うん。このまま何も知らせないうちに役所寄って銀行に行くぞ。
ちょうど役所についたころに13時を回り、住民票を3通取ることができた。
なんでも銀行に口座作るのに、最近では公的機関が発行した身分証明書が絶対に必要になったんだって。
昔は誰でも作れたんだって母さんが言ってた。
そして宝くじを販売している銀行の呉竹支店に到着。
母さんは受付で当たりくじを見せて、今来ている3人の名義でそれぞれ口座を作りたいと申し出た。

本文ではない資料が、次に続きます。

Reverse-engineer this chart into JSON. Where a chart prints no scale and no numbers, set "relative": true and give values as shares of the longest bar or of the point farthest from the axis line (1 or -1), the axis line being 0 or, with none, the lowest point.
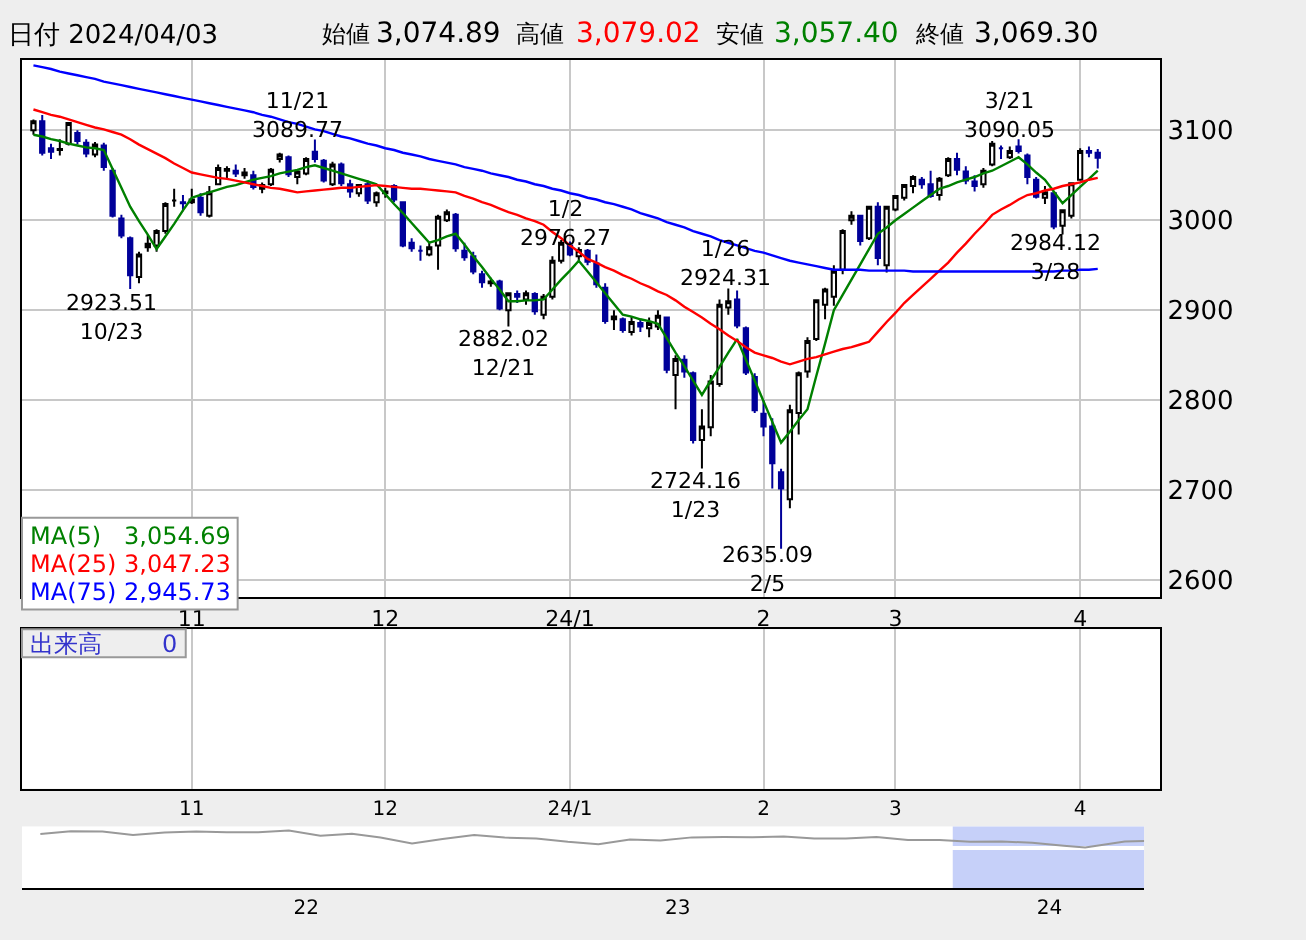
{
  "chart_data": [
    {
      "type": "candlestick",
      "title": "日付 2024/04/03",
      "categories": [
        null,
        null,
        null,
        null,
        null,
        null,
        null,
        null,
        null,
        null,
        null,
        null,
        null,
        null,
        null,
        null,
        null,
        null,
        "11",
        null,
        null,
        null,
        null,
        null,
        null,
        null,
        null,
        null,
        null,
        null,
        null,
        null,
        null,
        null,
        null,
        null,
        null,
        null,
        null,
        null,
        "12",
        null,
        null,
        null,
        null,
        null,
        null,
        null,
        null,
        null,
        null,
        null,
        null,
        null,
        null,
        null,
        null,
        null,
        null,
        null,
        null,
        "24/1",
        null,
        null,
        null,
        null,
        null,
        null,
        null,
        null,
        null,
        null,
        null,
        null,
        null,
        null,
        null,
        null,
        null,
        null,
        null,
        null,
        null,
        "2",
        null,
        null,
        null,
        null,
        null,
        null,
        null,
        null,
        null,
        null,
        null,
        null,
        null,
        null,
        "3",
        null,
        null,
        null,
        null,
        null,
        null,
        null,
        null,
        null,
        null,
        null,
        null,
        null,
        null,
        null,
        null,
        null,
        null,
        null,
        null,
        "4",
        null,
        null
      ],
      "ohlc": [
        [
          3100,
          3112,
          3095,
          3110
        ],
        [
          3110,
          3117,
          3072,
          3075
        ],
        [
          3080,
          3085,
          3068,
          3076
        ],
        [
          3078,
          3090,
          3072,
          3079
        ],
        [
          3085,
          3109,
          3083,
          3108
        ],
        [
          3097,
          3100,
          3084,
          3088
        ],
        [
          3086,
          3090,
          3070,
          3074
        ],
        [
          3073,
          3087,
          3070,
          3084
        ],
        [
          3083,
          3086,
          3055,
          3059
        ],
        [
          3055,
          3058,
          3003,
          3005
        ],
        [
          3002,
          3006,
          2980,
          2983
        ],
        [
          2980,
          2982,
          2923.51,
          2939
        ],
        [
          2937,
          2965,
          2930,
          2962
        ],
        [
          2970,
          2984,
          2965,
          2974
        ],
        [
          2972,
          2990,
          2965,
          2988
        ],
        [
          2988,
          3020,
          2985,
          3018
        ],
        [
          3022,
          3035,
          3015,
          3022
        ],
        [
          3020,
          3028,
          3010,
          3019
        ],
        [
          3020,
          3035,
          3018,
          3023
        ],
        [
          3025,
          3030,
          3005,
          3009
        ],
        [
          3005,
          3038,
          3003,
          3031
        ],
        [
          3040,
          3062,
          3040,
          3058
        ],
        [
          3055,
          3060,
          3045,
          3057
        ],
        [
          3055,
          3062,
          3048,
          3052
        ],
        [
          3050,
          3058,
          3046,
          3053
        ],
        [
          3050,
          3055,
          3034,
          3037
        ],
        [
          3035,
          3042,
          3030,
          3039
        ],
        [
          3040,
          3058,
          3038,
          3056
        ],
        [
          3068,
          3075,
          3064,
          3073
        ],
        [
          3070,
          3072,
          3048,
          3051
        ],
        [
          3048,
          3056,
          3040,
          3054
        ],
        [
          3052,
          3070,
          3050,
          3068
        ],
        [
          3076,
          3089.77,
          3064,
          3068
        ],
        [
          3066,
          3068,
          3042,
          3044
        ],
        [
          3040,
          3065,
          3038,
          3062
        ],
        [
          3062,
          3064,
          3038,
          3041
        ],
        [
          3040,
          3045,
          3025,
          3032
        ],
        [
          3030,
          3040,
          3026,
          3039
        ],
        [
          3040,
          3044,
          3018,
          3022
        ],
        [
          3020,
          3032,
          3015,
          3030
        ],
        [
          3030,
          3036,
          3025,
          3032
        ],
        [
          3038,
          3040,
          3020,
          3023
        ],
        [
          3020,
          3021,
          2970,
          2972
        ],
        [
          2975,
          2980,
          2965,
          2969
        ],
        [
          2966,
          2972,
          2955,
          2966
        ],
        [
          2962,
          2975,
          2960,
          2970
        ],
        [
          2972,
          3006,
          2945,
          3004
        ],
        [
          3000,
          3012,
          2998,
          3009
        ],
        [
          3006,
          3008,
          2965,
          2969
        ],
        [
          2966,
          2975,
          2955,
          2959
        ],
        [
          2960,
          2965,
          2940,
          2943
        ],
        [
          2940,
          2944,
          2925,
          2931
        ],
        [
          2930,
          2936,
          2926,
          2932
        ],
        [
          2932,
          2934,
          2900,
          2902
        ],
        [
          2900,
          2920,
          2882.02,
          2919
        ],
        [
          2918,
          2922,
          2908,
          2915
        ],
        [
          2912,
          2922,
          2906,
          2919
        ],
        [
          2918,
          2920,
          2895,
          2899
        ],
        [
          2895,
          2918,
          2890,
          2915
        ],
        [
          2915,
          2960,
          2912,
          2955
        ],
        [
          2955,
          2978,
          2952,
          2975
        ],
        [
          2972,
          2976.27,
          2960,
          2962
        ],
        [
          2960,
          2970,
          2955,
          2967
        ],
        [
          2966,
          2968,
          2950,
          2954
        ],
        [
          2952,
          2962,
          2925,
          2929
        ],
        [
          2925,
          2930,
          2885,
          2888
        ],
        [
          2890,
          2900,
          2878,
          2893
        ],
        [
          2890,
          2892,
          2875,
          2878
        ],
        [
          2876,
          2893,
          2872,
          2887
        ],
        [
          2886,
          2890,
          2876,
          2882
        ],
        [
          2880,
          2892,
          2870,
          2886
        ],
        [
          2882,
          2900,
          2878,
          2894
        ],
        [
          2892,
          2893,
          2830,
          2834
        ],
        [
          2828,
          2850,
          2790,
          2846
        ],
        [
          2845,
          2850,
          2825,
          2832
        ],
        [
          2830,
          2832,
          2752,
          2756
        ],
        [
          2756,
          2790,
          2724.16,
          2771
        ],
        [
          2770,
          2828,
          2760,
          2821
        ],
        [
          2818,
          2912,
          2815,
          2906
        ],
        [
          2903,
          2924.31,
          2895,
          2910
        ],
        [
          2912,
          2922,
          2880,
          2883
        ],
        [
          2880,
          2882,
          2828,
          2831
        ],
        [
          2826,
          2830,
          2786,
          2789
        ],
        [
          2785,
          2800,
          2760,
          2771
        ],
        [
          2771,
          2780,
          2702,
          2730
        ],
        [
          2720,
          2724,
          2635.09,
          2702
        ],
        [
          2690,
          2795,
          2680,
          2789
        ],
        [
          2786,
          2832,
          2762,
          2830
        ],
        [
          2832,
          2870,
          2825,
          2866
        ],
        [
          2868,
          2912,
          2866,
          2911
        ],
        [
          2906,
          2925,
          2890,
          2923
        ],
        [
          2915,
          2950,
          2905,
          2944
        ],
        [
          2945,
          2990,
          2940,
          2988
        ],
        [
          3000,
          3010,
          2995,
          3005
        ],
        [
          3005,
          3006,
          2972,
          2977
        ],
        [
          2980,
          3016,
          2978,
          3015
        ],
        [
          3015,
          3020,
          2950,
          2958
        ],
        [
          2950,
          3016,
          2942,
          3015
        ],
        [
          3012,
          3028,
          3010,
          3027
        ],
        [
          3025,
          3040,
          3022,
          3039
        ],
        [
          3038,
          3050,
          3030,
          3048
        ],
        [
          3045,
          3048,
          3035,
          3040
        ],
        [
          3040,
          3055,
          3025,
          3027
        ],
        [
          3028,
          3048,
          3022,
          3046
        ],
        [
          3050,
          3070,
          3048,
          3068
        ],
        [
          3068,
          3075,
          3050,
          3056
        ],
        [
          3054,
          3060,
          3040,
          3044
        ],
        [
          3043,
          3050,
          3032,
          3038
        ],
        [
          3040,
          3058,
          3036,
          3055
        ],
        [
          3062,
          3088,
          3060,
          3085
        ],
        [
          3080,
          3083,
          3068,
          3080
        ],
        [
          3070,
          3082,
          3068,
          3077
        ],
        [
          3082,
          3090.05,
          3074,
          3077
        ],
        [
          3072,
          3074,
          3040,
          3048
        ],
        [
          3045,
          3048,
          3024,
          3026
        ],
        [
          3025,
          3038,
          3018,
          3031
        ],
        [
          3030,
          3032,
          2990,
          2993
        ],
        [
          2994,
          3012,
          2984.12,
          3011
        ],
        [
          3005,
          3042,
          3002,
          3041
        ],
        [
          3045,
          3080,
          3044,
          3077
        ],
        [
          3077,
          3082,
          3070,
          3075
        ],
        [
          3074.89,
          3079.02,
          3057.4,
          3069.3
        ]
      ],
      "series": [
        {
          "name": "MA(5)",
          "type": "line",
          "color": "#008000",
          "values": [
            3095,
            3093,
            3090,
            3088,
            3085,
            3083,
            3081,
            3080,
            3078,
            3057,
            3036,
            3015,
            2999,
            2984,
            2968,
            2982,
            2996,
            3011,
            3025,
            3028,
            3031,
            3034,
            3037,
            3039,
            3042,
            3045,
            3047,
            3049,
            3052,
            3054,
            3056,
            3059,
            3061,
            3058,
            3055,
            3052,
            3049,
            3046,
            3043,
            3040,
            3029,
            3018,
            3008,
            2997,
            2986,
            2975,
            2978,
            2982,
            2985,
            2973,
            2960,
            2948,
            2935,
            2923,
            2910,
            2910,
            2911,
            2911,
            2912,
            2923,
            2934,
            2944,
            2955,
            2943,
            2931,
            2919,
            2907,
            2895,
            2893,
            2890,
            2888,
            2885,
            2869,
            2853,
            2838,
            2822,
            2806,
            2822,
            2837,
            2853,
            2868,
            2845,
            2822,
            2799,
            2776,
            2753,
            2765,
            2778,
            2790,
            2827,
            2863,
            2900,
            2917,
            2934,
            2951,
            2968,
            2985,
            2992,
            3000,
            3007,
            3014,
            3021,
            3028,
            3035,
            3038,
            3042,
            3045,
            3048,
            3052,
            3055,
            3060,
            3065,
            3070,
            3062,
            3053,
            3045,
            3032,
            3019,
            3028,
            3037,
            3046,
            3055
          ]
        },
        {
          "name": "MA(25)",
          "type": "line",
          "color": "#ff0000",
          "values": [
            3123,
            3120,
            3117,
            3115,
            3112,
            3109,
            3106,
            3103,
            3101,
            3098,
            3095,
            3090,
            3084,
            3079,
            3074,
            3069,
            3063,
            3058,
            3053,
            3051,
            3049,
            3047,
            3046,
            3044,
            3042,
            3040,
            3038,
            3036,
            3035,
            3033,
            3031,
            3032,
            3033,
            3034,
            3035,
            3036,
            3036,
            3037,
            3038,
            3039,
            3038,
            3037,
            3036,
            3035,
            3035,
            3034,
            3033,
            3032,
            3031,
            3027,
            3024,
            3020,
            3017,
            3013,
            3009,
            3006,
            3002,
            2999,
            2995,
            2987,
            2980,
            2972,
            2965,
            2957,
            2953,
            2948,
            2944,
            2939,
            2935,
            2930,
            2926,
            2921,
            2917,
            2911,
            2904,
            2898,
            2892,
            2885,
            2879,
            2872,
            2866,
            2859,
            2853,
            2850,
            2847,
            2843,
            2840,
            2843,
            2846,
            2848,
            2851,
            2854,
            2857,
            2859,
            2862,
            2865,
            2876,
            2887,
            2897,
            2908,
            2917,
            2926,
            2935,
            2944,
            2953,
            2964,
            2974,
            2985,
            2995,
            3006,
            3012,
            3017,
            3023,
            3028,
            3030,
            3033,
            3035,
            3038,
            3040,
            3042,
            3045,
            3047
          ]
        },
        {
          "name": "MA(75)",
          "type": "line",
          "color": "#0000ff",
          "values": [
            3172,
            3170,
            3168,
            3165,
            3163,
            3161,
            3159,
            3157,
            3154,
            3152,
            3150,
            3148,
            3146,
            3144,
            3142,
            3140,
            3138,
            3136,
            3134,
            3132,
            3130,
            3128,
            3126,
            3124,
            3122,
            3120,
            3117,
            3115,
            3112,
            3109,
            3107,
            3104,
            3101,
            3099,
            3096,
            3093,
            3091,
            3088,
            3085,
            3083,
            3080,
            3078,
            3075,
            3073,
            3071,
            3068,
            3066,
            3064,
            3062,
            3059,
            3057,
            3055,
            3052,
            3050,
            3048,
            3045,
            3043,
            3040,
            3038,
            3035,
            3033,
            3030,
            3028,
            3025,
            3023,
            3020,
            3018,
            3015,
            3012,
            3008,
            3005,
            3002,
            2998,
            2995,
            2992,
            2988,
            2985,
            2982,
            2978,
            2975,
            2972,
            2969,
            2966,
            2964,
            2961,
            2958,
            2955,
            2953,
            2951,
            2949,
            2947,
            2945,
            2945,
            2945,
            2945,
            2944,
            2944,
            2944,
            2944,
            2944,
            2943,
            2943,
            2943,
            2943,
            2943,
            2943,
            2943,
            2943,
            2943,
            2943,
            2943,
            2943,
            2943,
            2943,
            2943,
            2943,
            2943,
            2944,
            2944,
            2945,
            2945,
            2946
          ]
        }
      ],
      "annotations": [
        "始値",
        "3,074.89",
        "高値",
        "3,079.02",
        "安値",
        "3,057.40",
        "終値",
        "3,069.30",
        "3,054.69",
        "3,047.23",
        "2,945.73",
        "11/21\n3089.77",
        "2923.51\n10/23",
        "2882.02\n12/21",
        "1/2\n2976.27",
        "1/26\n2924.31",
        "2724.16\n1/23",
        "2635.09\n2/5",
        "3/21\n3090.05",
        "2984.12\n3/28"
      ],
      "ylim": [
        2581,
        3178
      ],
      "yticks": [
        2600,
        2700,
        2800,
        2900,
        3000,
        3100
      ],
      "grid": true,
      "legend": "bottom left"
    },
    {
      "type": "other",
      "annotations": [
        "出来高",
        "0",
        "11",
        "12",
        "24/1",
        "2",
        "3",
        "4"
      ]
    },
    {
      "type": "line",
      "relative": true,
      "color": "#999999",
      "x": [
        "2021-04-15",
        "2021-05-15",
        "2021-06-15",
        "2021-07-15",
        "2021-08-15",
        "2021-09-15",
        "2021-10-15",
        "2021-11-15",
        "2021-12-15",
        "2022-01-15",
        "2022-02-15",
        "2022-03-15",
        "2022-04-15",
        "2022-05-15",
        "2022-06-15",
        "2022-07-15",
        "2022-08-15",
        "2022-09-15",
        "2022-10-15",
        "2022-11-15",
        "2022-12-15",
        "2023-01-15",
        "2023-02-15",
        "2023-03-15",
        "2023-04-15",
        "2023-05-15",
        "2023-06-15",
        "2023-07-15",
        "2023-08-15",
        "2023-09-15",
        "2023-10-15",
        "2023-11-15",
        "2023-12-15",
        "2024-01-15",
        "2024-02-05",
        "2024-03-15",
        "2024-04-03"
      ],
      "values": [
        0.8,
        0.96,
        0.95,
        0.74,
        0.89,
        0.95,
        0.9,
        0.91,
        1,
        0.7,
        0.81,
        0.59,
        0.24,
        0.51,
        0.74,
        0.59,
        0.53,
        0.34,
        0.2,
        0.48,
        0.41,
        0.6,
        0.62,
        0.61,
        0.66,
        0.53,
        0.53,
        0.63,
        0.45,
        0.44,
        0.34,
        0.35,
        0.29,
        0.1,
        0,
        0.36,
        0.39
      ],
      "xlim": [
        "2021-03-28",
        "2024-04-03"
      ],
      "xticks": [
        {
          "value": "2022-01-01",
          "label": "22"
        },
        {
          "value": "2023-01-01",
          "label": "23"
        },
        {
          "value": "2024-01-01",
          "label": "24"
        }
      ],
      "bands": [
        {
          "axis": "x",
          "from": "2023-09-28",
          "to": "2024-04-03",
          "color": "#b8c4f8"
        }
      ]
    }
  ]
}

事前に電話して段取りを聞いてくれてたから、やることもスムーズだね。
俺は自分の印鑑を持ってきてたけど、美香のは母さんが持ってきてくれていた。
しばらく待つとそれぞれに通帳を渡してくれた。
支払いまで通常2週間ほどかかるそうだけど、そこまでの高額でもないし、本人が受け取りに来ていたのですぐに対応してくれたようだ。
妹はきょとんとしている。
中学一年生で100万円の通帳。
とりあえずその通帳を母さんが預かって、車に戻って、家に帰った。
そこまで、妹は無言だった。
家のリビングに帰ってきて俺と母さんは笑った。
大笑いした。
妹は訳が分からなくてきょとんとしていたので説明した。
「え?スクラッチで300万?それで母さんと私と兄ちゃんとで3等分してくれたってこと?」
美香はいきなり抱き着いてきて
「お兄ちゃん大好き!」
と言ってくれた。現金なもんだ。100万円分のハグだと思えばいいか。
「よくみんなで分けようって思ったわね。母さんはその気持ちがうれしいよ。このお金は老後まで使わないね。紀夫や美香の子供ができたら、赤ちゃんの服とか買ってあげるんだ。」と母さんも大はしゃぎ。
いやいや、気が早いと思うよ。
俺が結婚なんていつになることやら。
「こういうお金を黙って持ってると、なんか引け目感じちゃうんだよな。だから一瞬で使うか、みんなで分けるかしか思いつかなかったんだよ。」
俺はそう言った。
俺はこの時、あのメールのことも言ってしまうかどうか迷ったが、単なる偶然かもしれないし、二度と起こらないかもしれないから、黙っておいた。
これが何度も続くようなら、又改めて話せばいいか。
俺はひとしきりテンションの上がった美香と母さんと話をしてから、自分の部屋に引きこもった。
俺は気になってたんで、まだツキが残っているのか検証してみようと思っている。